Persuading your execs to let you employ a regular, consistent patch management system can be an uphill struggle for all but major patches or software updates like those for operating systems or ones that add key features. It can seem non-urgent and patches can easily fall on the back burner.
Sony’s latest incident should help remind you how bad things can go if you do get hacked. Tech that most of us rely on every day became ticking time bombs for Sony employees – as a result of the hack, they’ve all but stopped using email, voicemail and other business critical applications. Employees now fear identity theft since their private emails and documents have been leaked. And Sony customers can read the confidential emails employees exchanged between them self.

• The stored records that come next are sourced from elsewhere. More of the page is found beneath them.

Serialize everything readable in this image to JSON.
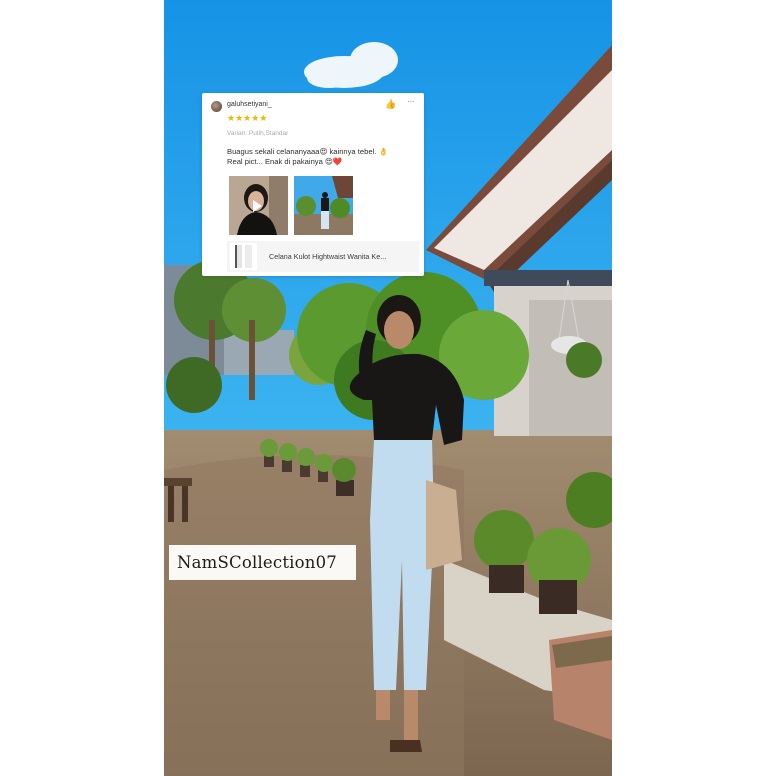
{
  "review": {
    "username": "galuhsetiyani_",
    "rating": 5,
    "stars": "★★★★★",
    "like_icon": "thumbs-up-icon",
    "more_icon": "more-icon",
    "more_glyph": "···",
    "variant": "Varian: Putih,Standar",
    "text_line1": "Buagus sekali celananyaaa😍 kainnya tebel. 👌",
    "text_line2": "Real pict... Enak di pakainya 😍❤️",
    "media": [
      {
        "kind": "video",
        "icon": "play-icon"
      },
      {
        "kind": "photo"
      }
    ],
    "product_name": "Celana Kulot Hightwaist Wanita Ke..."
  },
  "shop_label": "NamSCollection07",
  "colors": {
    "sky": "#1f9ee8",
    "star": "#f5b301",
    "roof": "#7a4a3a"
  }
}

So don’t be fooled: keeping your systems updated with the latest patches is crucial and can prevent a host of security and compliance issues (not to mention user experience issues that can grind productivity to a hault). We’re here to help: below is a handy guide on working with your execs next time they grumble about the nuisance of implementing a patch.
1. Educate key decision makers within your company or client companies on the benefits of patching
(and the critical business issues that can result if you don’t).
Without implementing patches, your system is vulnerable and allows hackers to use malware in order to exploit those vulnerabilities. Once a hacker has installed malware into your system, the hacker can attack other systems, spam your clients, steal and publicize your data without you ever knowing. Providing a quick rundown of all the devastating recent security attacks (check out our previous posts on MS14-068, WinShock and Shellshock) should hopefully be more than enough to prove your point.
2. Explain that hacks and system breaches are unpredictable, so we can’t wait; we need to implement patches as they come out to protect our network.
It is always better to patch as soon as they are available instead of doing all the patches in weekly or biweekly cycles. Hackers unfortunately do not respect patch cycles, and try to exploit weaknesses whenever possible, so never postpone your patching. You can outsource your patches to a patch management system like Panorama9 (shameless plug!) to automate the process.
3. Communicate any potential risks and estimated downtime alongside the benefit of dealing with it now.
A lot of the reason for pushback on patch management is the uncertainty of how it will affect the status quo. There are definitely risks when applying new patches: updates may disrupt service and there is also the possibility of lost data or breaking the current system. You will allay many of these fears simply by communicating what may or may not happen once you implement the patch, what your contingency plan is for dealing with any hiccups, and reiterating why it’s important to stay current on patches. Most patches don’t take long to install, so the majority of these types of updates should be painless and largely invisible to the rest of the company.
4. Position patch management as a way to protect your existing software investments.
Commonly used software like Java, Flash, Acrobat, and MS Windows are often the most targeted for security hacks. Luckily, they come with built-in update features, but ensuring compliance is still an important part of the patch management plan. If you have any of these applications, be sure that it is configured and working and remember to use a monitoring system to warn you if the software malfunctions or if specific users are behind on software updates.
5. Remind everyone that patching ultimately saves time, resources, and money for the company.
Without a patch management system, you may be faced with devices that fail to apply the automated updates, causing you to spend more time manually following up with each device. With a patch management system, you can customize the plan so new patches are applied automatically, you will be warned if some devices fail to receive the last patch, and be able to pull an extensive report dictating what happened and which devices are still vulnerable. You’ll also be able to catch potential issues early, saving the company untold time and expense (not to mention lost trust with customers) in the event of a security breach or other network issue.
It’s risky not to implement released and safe patches, but worse if there was no patch management plan implemented. Having a patch management plan not only saves time that could be used in other areas but also is an extra security measure that makes sure your data and service are still safe, and no one can use your system to spy on others. In the end, without patch management best practices and a well carried-out plan, all those things are at risk and damage control will only cost you extra.